The question is, will Johnson do it? He might as well show everybody the middle finger, and what are you going to do about it? There's not much you can do. Oh yes, the parliament passed a bill. A nice little bill, voted on democratically, and written nicely on a worthless piece of paper. The rule of law, right.
Criminal proceedings against the Queen as well as Her Majesty's Government are prohibited. Which, if I understand correctly, means as much as: That bill is worth about as much as a piece of toilet paper, and Boris Johnson might as well use it for that purpose. Not sure if he is protected from being prosecuted for doing that, too, but I guess he is.
As a fun fact (again, if I understand correctly), the UK parliament on the other hand side does not seem to have immunity at all in the UK (only as far as civil action goes, and only for libel/slander) as they do in other countries. So they can be criminally prosecuted, which is kinda funny.
Be that as it may, Boris Johnson is a part of Her Majesty's Government. So... there is a law, and if Johnson just feels like he cannot be bothered to follow that law... well. So what. What are you going to do about it?
He is required to let the Queen sign stuff. Let's say he doesn't. He is required to find an agreement with the EU or failing to do so ask for an extension. He is required to provide status updates.
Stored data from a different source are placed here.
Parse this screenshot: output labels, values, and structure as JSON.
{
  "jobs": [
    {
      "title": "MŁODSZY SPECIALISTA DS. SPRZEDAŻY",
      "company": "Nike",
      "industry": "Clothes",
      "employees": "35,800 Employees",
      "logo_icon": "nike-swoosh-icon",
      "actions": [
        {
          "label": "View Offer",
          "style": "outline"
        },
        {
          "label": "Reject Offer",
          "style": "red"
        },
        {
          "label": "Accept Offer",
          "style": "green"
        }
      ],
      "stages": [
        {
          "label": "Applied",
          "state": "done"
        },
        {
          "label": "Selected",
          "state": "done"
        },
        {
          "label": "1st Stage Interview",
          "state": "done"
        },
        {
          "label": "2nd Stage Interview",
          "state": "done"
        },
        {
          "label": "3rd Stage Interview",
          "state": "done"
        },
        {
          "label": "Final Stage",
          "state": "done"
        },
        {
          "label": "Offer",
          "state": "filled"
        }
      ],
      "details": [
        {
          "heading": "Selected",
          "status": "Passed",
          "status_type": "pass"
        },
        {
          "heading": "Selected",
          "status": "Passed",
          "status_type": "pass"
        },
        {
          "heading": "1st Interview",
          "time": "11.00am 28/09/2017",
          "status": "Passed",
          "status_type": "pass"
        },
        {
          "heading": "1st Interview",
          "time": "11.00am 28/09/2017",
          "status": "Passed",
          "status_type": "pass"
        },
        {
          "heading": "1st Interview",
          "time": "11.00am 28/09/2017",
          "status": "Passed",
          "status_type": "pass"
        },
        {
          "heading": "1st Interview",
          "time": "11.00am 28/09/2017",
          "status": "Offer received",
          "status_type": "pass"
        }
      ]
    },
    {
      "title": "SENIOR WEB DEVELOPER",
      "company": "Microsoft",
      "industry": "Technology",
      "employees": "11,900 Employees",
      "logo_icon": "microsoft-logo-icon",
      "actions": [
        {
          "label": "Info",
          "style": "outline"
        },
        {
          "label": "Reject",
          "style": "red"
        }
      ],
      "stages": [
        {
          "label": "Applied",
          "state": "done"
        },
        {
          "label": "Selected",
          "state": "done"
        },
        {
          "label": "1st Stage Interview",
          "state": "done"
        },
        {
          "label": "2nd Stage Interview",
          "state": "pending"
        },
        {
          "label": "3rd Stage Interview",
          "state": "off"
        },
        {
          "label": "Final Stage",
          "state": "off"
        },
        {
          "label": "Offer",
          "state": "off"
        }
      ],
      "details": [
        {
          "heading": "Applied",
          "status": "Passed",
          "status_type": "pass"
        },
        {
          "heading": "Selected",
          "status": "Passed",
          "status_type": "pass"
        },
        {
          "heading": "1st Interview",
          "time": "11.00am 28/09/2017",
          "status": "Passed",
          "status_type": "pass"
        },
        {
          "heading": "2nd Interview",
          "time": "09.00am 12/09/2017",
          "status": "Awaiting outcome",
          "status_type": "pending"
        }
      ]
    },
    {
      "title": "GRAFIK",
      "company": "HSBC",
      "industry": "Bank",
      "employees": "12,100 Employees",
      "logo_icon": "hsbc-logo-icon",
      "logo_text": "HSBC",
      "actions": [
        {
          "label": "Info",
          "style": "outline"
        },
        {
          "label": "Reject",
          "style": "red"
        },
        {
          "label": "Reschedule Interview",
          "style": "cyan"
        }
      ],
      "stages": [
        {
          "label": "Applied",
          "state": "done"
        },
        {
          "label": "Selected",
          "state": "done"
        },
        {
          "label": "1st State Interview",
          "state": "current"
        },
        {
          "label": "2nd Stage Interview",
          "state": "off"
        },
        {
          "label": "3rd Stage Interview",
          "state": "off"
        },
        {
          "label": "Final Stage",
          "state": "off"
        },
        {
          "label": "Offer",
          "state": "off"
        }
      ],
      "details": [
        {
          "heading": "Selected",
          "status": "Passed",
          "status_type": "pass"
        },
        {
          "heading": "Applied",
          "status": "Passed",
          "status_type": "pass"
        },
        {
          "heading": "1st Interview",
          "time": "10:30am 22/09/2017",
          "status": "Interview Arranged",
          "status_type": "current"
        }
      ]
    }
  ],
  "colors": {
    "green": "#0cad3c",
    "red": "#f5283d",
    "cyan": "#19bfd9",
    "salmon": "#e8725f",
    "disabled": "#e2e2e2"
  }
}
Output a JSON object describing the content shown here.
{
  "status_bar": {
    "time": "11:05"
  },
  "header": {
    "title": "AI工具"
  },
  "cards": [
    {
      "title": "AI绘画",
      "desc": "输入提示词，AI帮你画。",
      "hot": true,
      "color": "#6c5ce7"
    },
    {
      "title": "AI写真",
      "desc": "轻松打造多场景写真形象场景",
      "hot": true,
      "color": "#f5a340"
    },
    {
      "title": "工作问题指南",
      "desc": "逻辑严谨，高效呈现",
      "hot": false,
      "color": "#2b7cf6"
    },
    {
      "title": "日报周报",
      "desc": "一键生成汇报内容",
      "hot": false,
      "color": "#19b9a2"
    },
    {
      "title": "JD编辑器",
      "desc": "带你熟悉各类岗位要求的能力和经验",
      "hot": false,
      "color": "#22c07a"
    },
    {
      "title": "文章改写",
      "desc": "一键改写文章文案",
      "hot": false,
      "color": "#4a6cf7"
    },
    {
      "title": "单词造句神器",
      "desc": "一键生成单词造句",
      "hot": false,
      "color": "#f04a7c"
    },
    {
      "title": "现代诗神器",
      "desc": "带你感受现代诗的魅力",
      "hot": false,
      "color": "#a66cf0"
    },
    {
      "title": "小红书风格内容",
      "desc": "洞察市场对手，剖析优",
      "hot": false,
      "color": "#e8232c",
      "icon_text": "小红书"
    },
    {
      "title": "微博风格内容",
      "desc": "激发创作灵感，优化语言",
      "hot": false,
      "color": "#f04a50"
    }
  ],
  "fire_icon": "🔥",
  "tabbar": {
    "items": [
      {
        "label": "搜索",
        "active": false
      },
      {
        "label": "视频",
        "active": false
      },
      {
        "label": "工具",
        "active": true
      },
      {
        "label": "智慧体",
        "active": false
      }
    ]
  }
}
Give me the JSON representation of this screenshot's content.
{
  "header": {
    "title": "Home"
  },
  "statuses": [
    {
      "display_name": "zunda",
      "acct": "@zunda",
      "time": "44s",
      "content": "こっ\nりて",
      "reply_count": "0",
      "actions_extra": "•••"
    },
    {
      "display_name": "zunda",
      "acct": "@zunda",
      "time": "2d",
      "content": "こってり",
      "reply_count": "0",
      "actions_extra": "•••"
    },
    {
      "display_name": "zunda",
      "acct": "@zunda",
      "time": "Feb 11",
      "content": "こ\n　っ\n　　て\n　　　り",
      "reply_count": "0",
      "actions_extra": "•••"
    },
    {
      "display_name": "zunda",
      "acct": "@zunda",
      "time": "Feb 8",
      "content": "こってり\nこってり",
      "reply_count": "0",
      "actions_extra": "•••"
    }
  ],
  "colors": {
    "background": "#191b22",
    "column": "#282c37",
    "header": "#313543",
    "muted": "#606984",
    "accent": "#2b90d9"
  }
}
If the parliament passes a "let's withdraw last minute" act, he is required to hand in the note.
Let's say he doesn't get an agreement, and doesn't ask for (or get) an extension. Let's say he lies about it in his status reports. Let's say the parliament decides "withdraw" the last moment, and he simply doesn't hand in the papers. My dog ate my homework, my car broke down, or anything excuse you like. He might even outright tell everybody: Yeah, I didn't feel like it. I told you, deal or no deal, we're out!
What now? Well, sue him. Jail him. Oh wait, you can't. What are you going to do? Have him resign. Oh teh noes, what a harsh penalty. Also, even if you could sue him, what would it change? Deadline past is deadline past. It simply doesn't matter whom you blame, whom you sue, or how you complain about it, once you've established facts.
The situation that a single man can just do what he wants and the state can't do anything is not as kafkaesque as it may seem (well it is, but it's nevertheless real). Rule of law? That's an illusion.
Remember Helmut Kohl, who back in the old days (around 1980-90?) replied to a court order which compelled him to reveal information about some huge sum of black money that had been found simply with "Ha ha ha, I'll not tell you anything". And that was just the end of the story. How many days did he spend in prison? Zero. Did he resign? No. Did it hurt his political career? No. Did it hurt the career of his protégé? No.
Guess what Boris Johnson will say when, after failing to comply with the bill, he is challenged with: "But you were required to...".